One of the uniformed men walked around the desk with handcuffs.
“You’re being charged with the double murder of your wife and Deacon Jennings.”
“What?” Never in a delirious nightmare had words sounded more savage. This one direct statement contained more hell than the dark forms and faces that broke him apart each and every night at bedtime for the last ten years. “Impossible.” He looked back and forth at the expressionless faces. “There’s some kind of mistake,” he said, metal clicking around his wrists. “There’s gotta be a mistake. This is nuts. I’m sure whatever’s going on, there’s a simple explanation.”
“Agreed,” the suited man said.
When they put him in a squad car he saw Dominguez in another. On the way to the station he rearranged his story to fit it with the unexpected turn, but the story fell apart before it even got started. He was able to argue that anyone from the company could have obtained the hydrogen cyanide, and sure, Dominguez was the chief mechanical product engineer. He could have certainly rigged up a box to trigger and release that amount of gas. Yes, even at a concentration of 3500 PPM. Anyone in the company could have done it. Hell, Deacon could have done it.
“Well, you tell me. He was there.”
“Yes, he was.” The suited man nodded at the one-sided mirror. Then the door opened and an officer came in carrying a black boom box.
“What’s all this?”
“A voice from beyond,” the suited man said, then nodded to the officer, who plugged in the stereo and pressed play on the tape deck.
There was the sound of a throat clearing, then a voice like an amateur Sinatra began to sing “How Deep is the Ocean,” and the room became full of watchful intentness.
Braddock sat, unmoved, for the entire length of the song, guilt shrieking out in the form of sweat. With all eyes on him, all ears on the music, his heart rate increased and his hands started shaking, until, finally, the song came to an end.
“This is insane,” Braddock said.
“Wait,” the suited man told him. “There’s more.”
A couple seconds of audio hiss slithered throughout the room, turning the stuffiness to a noxious gas.
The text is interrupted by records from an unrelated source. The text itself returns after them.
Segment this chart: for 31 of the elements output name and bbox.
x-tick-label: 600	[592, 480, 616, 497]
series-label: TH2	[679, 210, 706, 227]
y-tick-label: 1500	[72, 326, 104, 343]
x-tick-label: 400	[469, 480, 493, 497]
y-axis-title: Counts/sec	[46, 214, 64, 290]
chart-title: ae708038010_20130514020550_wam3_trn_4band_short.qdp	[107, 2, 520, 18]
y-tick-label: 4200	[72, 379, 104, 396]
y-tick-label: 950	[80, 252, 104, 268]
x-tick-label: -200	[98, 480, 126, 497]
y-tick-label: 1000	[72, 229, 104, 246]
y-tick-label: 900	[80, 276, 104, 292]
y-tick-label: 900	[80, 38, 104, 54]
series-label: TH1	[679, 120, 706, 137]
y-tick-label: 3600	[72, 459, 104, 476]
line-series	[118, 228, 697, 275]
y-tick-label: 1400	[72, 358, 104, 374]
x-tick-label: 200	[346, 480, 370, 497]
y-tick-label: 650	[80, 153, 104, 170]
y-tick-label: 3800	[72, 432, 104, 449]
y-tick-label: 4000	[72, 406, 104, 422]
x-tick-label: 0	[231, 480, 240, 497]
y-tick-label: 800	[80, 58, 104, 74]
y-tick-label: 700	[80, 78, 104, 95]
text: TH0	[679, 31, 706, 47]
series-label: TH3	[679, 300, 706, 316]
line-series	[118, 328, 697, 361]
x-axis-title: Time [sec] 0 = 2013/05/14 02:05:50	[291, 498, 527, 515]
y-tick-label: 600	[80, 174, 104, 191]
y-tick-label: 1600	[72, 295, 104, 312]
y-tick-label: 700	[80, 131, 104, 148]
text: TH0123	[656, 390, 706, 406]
Then, in a sweet and sonorous voice, Deacon spoke again from the past.
“Hello, Mrs. Braddock, this is Deacon Jennings. I work for your husband, and he asked me to bring you this delivery of love. Your not being here kind of spoils it a little, but he’d asked me to sing you that song, and to present you with this gift, which I will leave here with this stereo and recording. I can get the stereo later, or you can keep it, I guess, if you want. He said it’s a gift to you from your loving husband, and your special day has not yet even begun. By the end, he hopes to leave you breathless. Gosh, heh, I lost my wife. You’re lucky, Mrs. Braddock. You’re lucky to have someone love you so much. This key here I’m leaving. It goes to the little latch. Be careful when you use it. Your husband said the box could only be opened once.”
Braddock drew a breath and closed his eyes.
“Asshole,” he said to himself.
Trent Zelazny is the Nightmare Award-winning author of To Sleep Gently, Fractal Despondency, Shadowboxer, The Day the Leash Gave Way and Other Stories, Destination Unknown, A Crack in Melancholy Time, Butterfly Potion, and the soon to be released Too Late to Call Texas. He was born in Santa Fe, New Mexico, and has lived in California, Oregon, Arizona, and Florida. He is currently back in Santa Fe. He also loves NBA basketball.